Vector Tobacco of Morrisville, NC, has received US Patent No. 7,727,715, "Global gene expression analysis of human bronchial epithelial cells exposed to cigarette smoke, smoke condensates, or components thereof." The patent provides several methods to analyze genes that are modulated in normal human bronchial epithelial cells after exposure to cigarette smoke condensates or cigarette smoke. Methods described include a way to identify a gene that is modulated in response to tobacco exposure; methods to identify tobacco products that have a reduced potential to contribute to tobacco-related disease; methods to make tobacco products that have a reduced potential to contribute to a tobacco-related disease; methods to identify a subject's predilection to acquire a tobacco-related disease; the use of particular genes as biomarkers for tobacco-related disease; and patterns of gene expression or genetic signatures that are unique to particular tobacco products. Specifically, the methods include contacting isolated human cells of the mouth, tongue, oral cavity, or lungs with a tobacco product to modulate expression or modification of one or more genes or gene products, and identifying the gene that is modulated or the modified gene product (or the level or amount of gene expression or modification). According the patent, microarrays, gene chips, oligonucleotide arrays, RT-PCR, and other methods can be used in the analysis.

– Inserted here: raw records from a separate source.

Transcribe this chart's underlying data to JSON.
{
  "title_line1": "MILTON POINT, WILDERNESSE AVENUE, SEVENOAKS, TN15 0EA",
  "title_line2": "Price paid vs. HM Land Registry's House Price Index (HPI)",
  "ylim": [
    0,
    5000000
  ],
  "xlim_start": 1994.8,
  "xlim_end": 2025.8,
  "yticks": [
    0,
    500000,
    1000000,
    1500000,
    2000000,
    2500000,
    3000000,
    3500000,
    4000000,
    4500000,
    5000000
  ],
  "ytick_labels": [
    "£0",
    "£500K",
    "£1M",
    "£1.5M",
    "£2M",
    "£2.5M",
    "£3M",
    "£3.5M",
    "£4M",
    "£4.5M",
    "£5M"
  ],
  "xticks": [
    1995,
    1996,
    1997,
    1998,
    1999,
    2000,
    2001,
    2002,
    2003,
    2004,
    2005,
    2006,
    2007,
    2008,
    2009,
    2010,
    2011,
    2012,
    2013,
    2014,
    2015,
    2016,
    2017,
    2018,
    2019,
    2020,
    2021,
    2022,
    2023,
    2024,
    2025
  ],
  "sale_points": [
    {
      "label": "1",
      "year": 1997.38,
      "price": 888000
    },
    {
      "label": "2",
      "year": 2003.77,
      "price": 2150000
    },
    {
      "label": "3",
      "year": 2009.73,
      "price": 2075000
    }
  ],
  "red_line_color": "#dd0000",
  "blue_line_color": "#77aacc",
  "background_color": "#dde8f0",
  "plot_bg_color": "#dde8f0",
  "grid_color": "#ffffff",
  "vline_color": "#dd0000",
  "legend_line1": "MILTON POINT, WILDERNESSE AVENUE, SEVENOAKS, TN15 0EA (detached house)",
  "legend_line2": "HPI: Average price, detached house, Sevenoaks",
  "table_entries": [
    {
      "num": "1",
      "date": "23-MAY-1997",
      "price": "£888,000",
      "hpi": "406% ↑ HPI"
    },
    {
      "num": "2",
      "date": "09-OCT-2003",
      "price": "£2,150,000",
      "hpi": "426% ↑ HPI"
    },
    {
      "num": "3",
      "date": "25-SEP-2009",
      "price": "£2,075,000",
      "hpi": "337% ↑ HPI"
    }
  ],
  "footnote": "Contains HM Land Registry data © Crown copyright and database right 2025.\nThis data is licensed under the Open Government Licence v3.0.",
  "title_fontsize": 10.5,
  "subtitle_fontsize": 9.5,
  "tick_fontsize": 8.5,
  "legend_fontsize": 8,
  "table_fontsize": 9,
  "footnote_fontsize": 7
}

Ravgen of Columbia, Md., has received US Patent No. 7,727,720, "Methods for detection of genetic disorders." The patent provides a method for the detection of genetic disorders that includes: determining the sequence of alleles of a locus of interest; and quantitating a ratio for the alleles at the locus of interest, where the ratio indicates the presence or absence of a chromosomal abnormality. In one embodiment, the detection is by a method selected from the group consisting of electrophoresis, DNA sequencing, mass spectrometry, microarrays, GeneChip arrays, and blots.
Institut National de la Sante et de la Recherche Medicate, Institut Curie, Centre National de la Recherche Scientifique, and Commissariat a l'Energie Atomique, all of Paris, have received US Patent No. 7,728,128, "Dibenzo[c,h][1,5]naphthyridines and their use as DNA probes." The patent claims a formula for dibenzo[c,h][1,5]naphthyridine, as well as its use in DNA probes, a DNA labeling solution, an in vivo or in vitro method for detecting DNA in a test sample, and a kit for labeling DNA.